Le plaisir des 30 premiers

Avec seulement 3000 participants, j’arrive vite à ne pas courir dans les talons du mec de devant. J’aperçois Benoit et Charlotte au 3ème km. Ils m’encouragent à gorge déployée. Je leur réponds tout sourire. Ils se déplacent rapidement en trottinette et me retrouvent au 5ème, puis au 10ème. Je me sens bien, je fais des grands gestes devant la caméra, galvanisée par leurs encouragements et les spectateurs déjà nombreux.

Les sensations sont toujours bonnes au 21km, motivée par des Hollandais qui scandent mon nom : « Allez Véronique », qui dérape parfois en « Come on Monique » ! Je ne peux pas leur en vouloir, ça fait 1h30 qu’il sont à l’apéro. Dans ce brouhaha, je reconnais une voix familière et aperçois furtivement Mihai et Antoni venus pour leur semi de l’après-midi.
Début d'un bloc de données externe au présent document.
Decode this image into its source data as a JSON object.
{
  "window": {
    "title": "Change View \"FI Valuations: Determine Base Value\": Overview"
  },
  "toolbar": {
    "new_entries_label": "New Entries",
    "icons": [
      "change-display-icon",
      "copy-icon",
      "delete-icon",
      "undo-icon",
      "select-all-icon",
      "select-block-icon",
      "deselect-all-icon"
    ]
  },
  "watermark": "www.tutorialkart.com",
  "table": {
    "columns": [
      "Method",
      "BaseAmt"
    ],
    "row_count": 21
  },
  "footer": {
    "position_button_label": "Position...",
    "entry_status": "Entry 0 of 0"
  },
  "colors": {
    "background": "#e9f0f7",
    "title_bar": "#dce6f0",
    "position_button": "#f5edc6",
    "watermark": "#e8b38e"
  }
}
C’est chouette de se faire encourager par les pointures du club ! Et j’en ai besoin car un petit égarement mental me fait prendre conscience que je n’en suis qu’à la moitié !!

Benoit court à mes côtés en me demandant si je veux une barre et je lui réponds à demi-mot. Je grignote le bazar que j’ai du mal à déglutir. En revanche, les ravitos sont vraiment bien organisés, un peu de sucre, un peu d’eau, je prends les 2 et bois à petites gorgées. Je les revois au 27ème mais là, le visage est tendu et j’économise les sourires. Il ne reste plus que… 15km. Je me motive en me disant que finalement, « c’est comme les 15km de Woluwe… normalement, je sais faire ! ».

L’improvisation des 12 derniers

Arrivée aux 30, je pense à Anne (qui venait de finir en beauté le Marathon de Londres, une semaine avant - Bravo Madame!): « ton marathon commence au 30ème ! » Eh oui, mon mari m’avait bien avertie, étonné qu’il était par tous les programmes d’entraînement marathon qui finalement te laissent improviser sur les 12 derniers km ! Remarque, c’est assez proche de la préparation à l’accouchement qui, à part quelques étirements et respirations canines, ne propose jamais une mise en conditions réelles des dernières minutes de travail éreintantes. 32, 35km… je vois l’allure qui diminue, je perds 5s par-ci, 10s par-là et me rassure un peu en pensant aux quelques secondes de marge prise sur les 25 premiers km. Au 37ème, c’est vraiment dur, surtout quand un des meneurs d’allure de 3h30 me double, je m’accroche sur une centaine de mètres mais capitule. Allez, c’est bientôt la délivrance.

40… on commence à revenir dans la ville. Je perds 30s au 41ème, je suis à l’agonie, quand Marc surgit de nulle part et me crie « allez, pense à accélérer dans les derniers mètres ! ». 42ème : je perds encore 30s, il est temps que ça s'arrête. Je vois l’arche d’arrivée à 200m, un regain d’énergie et… par peur du coach, j’accélère. Je passe la ligne et m’écroule sur la barrière Nadar.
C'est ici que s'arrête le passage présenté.